Y’all, we are headed to the Smoky Mountains today for a week-long vacation. I’m soooo excited. Seriously. We all three are looking forward to doing all the things we love in the mountains — pancakes at Log Cabin Pancake House, DollyWood, tubing the Ocoee, and driving through Cade’s Cove. We may even manage a hike up to Clingman’s Dome this year.
Scott’s grandparents are going with us so I feel sure there will be a Rook game or two in the evenings and we may even be able to talk Casiday into playing dominoes with us. And speaking of that sweet girl of mine, I know she’s wanting to do a little shopping so I imagine there will be some time spent at the outlet mall.
I did something I almost never do — I bought a hardcover fiction book. I always buy fiction for my Kindle but I bought The Nest to read on vacation because t has the most beautiful cover. Is that silly? I don’t really care. Look at this cover
Somehow in the past few months I have let myself, my heart, and my mind, get bogged down with stress and worries and fears. Scott and I spent Father’s Day afternoon and evening digging and planting two new flower beds in our front yard. As I sat in my favorite turquoise Adirondack chair looking at what we’d finished, I realized I’d neglected beauty in all my busy-ness. I’d stopped looking for it, stopped noticing it. There’s a price for that in my life — and it’s almost always that I get anxious and fearful and worry.
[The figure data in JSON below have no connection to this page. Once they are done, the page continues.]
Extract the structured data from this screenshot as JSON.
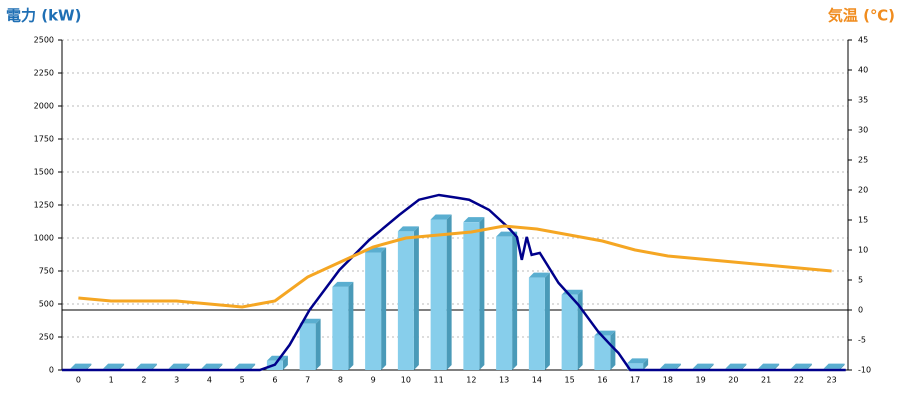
{
  "chart_data": {
    "type": "bar-line",
    "y_title": "電力 (kW)",
    "y2_title": "気温 (℃)",
    "categories": [
      "0",
      "1",
      "2",
      "3",
      "4",
      "5",
      "6",
      "7",
      "8",
      "9",
      "10",
      "11",
      "12",
      "13",
      "14",
      "15",
      "16",
      "17",
      "18",
      "19",
      "20",
      "21",
      "22",
      "23"
    ],
    "xlim": [
      -0.5,
      23.5
    ],
    "ylim": [
      0,
      2500
    ],
    "yticks": [
      0,
      250,
      500,
      750,
      1000,
      1250,
      1500,
      1750,
      2000,
      2250,
      2500
    ],
    "y2lim": [
      -10,
      45
    ],
    "y2ticks": [
      -10,
      -5,
      0,
      5,
      10,
      15,
      20,
      25,
      30,
      35,
      40,
      45
    ],
    "grid": true,
    "bars": {
      "color": "#87ceeb",
      "values": [
        10,
        10,
        10,
        10,
        10,
        10,
        70,
        350,
        630,
        890,
        1050,
        1140,
        1120,
        1010,
        700,
        570,
        260,
        50,
        10,
        10,
        10,
        10,
        10,
        10
      ]
    },
    "power_line": {
      "color": "#00008b",
      "x": [
        -0.5,
        5.54,
        6.0,
        6.45,
        7.06,
        7.97,
        8.88,
        9.8,
        10.4,
        11.01,
        11.56,
        11.93,
        12.54,
        13.14,
        13.39,
        13.54,
        13.69,
        13.84,
        14.09,
        14.66,
        15.27,
        15.88,
        16.25,
        16.49,
        16.85,
        23.43
      ],
      "values": [
        0,
        0,
        40,
        190,
        455,
        758,
        985,
        1175,
        1290,
        1326,
        1305,
        1290,
        1213,
        1076,
        1008,
        834,
        1008,
        872,
        887,
        660,
        493,
        288,
        190,
        129,
        0,
        0
      ]
    },
    "temp_line": {
      "color": "#f5a623",
      "axis": "y2",
      "values": [
        2,
        1.5,
        1.5,
        1.5,
        1,
        0.5,
        1.5,
        5.5,
        8,
        10.5,
        12,
        12.5,
        13,
        14,
        13.5,
        12.5,
        11.5,
        10,
        9,
        8.5,
        8,
        7.5,
        7,
        6.5
      ]
    }
  }
}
In all my busy-ness, I stopped looking for beauty, stopped noticing it. Share on XSo as I packed and prepared to head out with these people I love so much for a week away, I prayed about my priorities. I confessed the ways I’d let being busy become an idol. I admitted how often I’ve allowed being overwhelmed to move me into laziness and procrastination. I asked God to renew my heart and restore my soul. And in the midst of all of my preparations, I asked for Him to show me what I really need, what my priorities this week need to be.
I realize what I need most is just to soak in Him! To treasure these people He has placed in my life, to laugh because He delights in our joy, to notice the sunrise and clouds and beauty of Creation … and to lean into His Word as my guide. I’m a little behind in my summer Bible reading plan and that’s okay. I bet I’ll have some time on the deck looking over the mountains to read. And if I’m still behind when I come home, that’s okay too. Because God isn’t concerned with my checklists and plans, He is after my heart.
So what are my vacation priorities?
To be present. It’s so easy for me to get distracted by my expectations or plans. This week, I want to be fully present right where I am.
To read. I’m not going to apologize for bringing my book and I’m going to enjoy taking some time to just read and enjoy it.
To see the sun rise and set. I know I won’t manage this one every day but I want to make sure it happens at least a couple of times.
To let go of my expectations. This is the one that will be hardest. But I am going with an open heart and mind, with a desire to enjoy whatever each day hold, and without a need to control or micromanage every detail.
The more I look over this list, the more I realize these are probably some priorities I need to have all the time. It’s too easy to get caught up in the chaos of life and miss out on the beauty around us. So go ahead and buy the hardback book with the beautiful cover!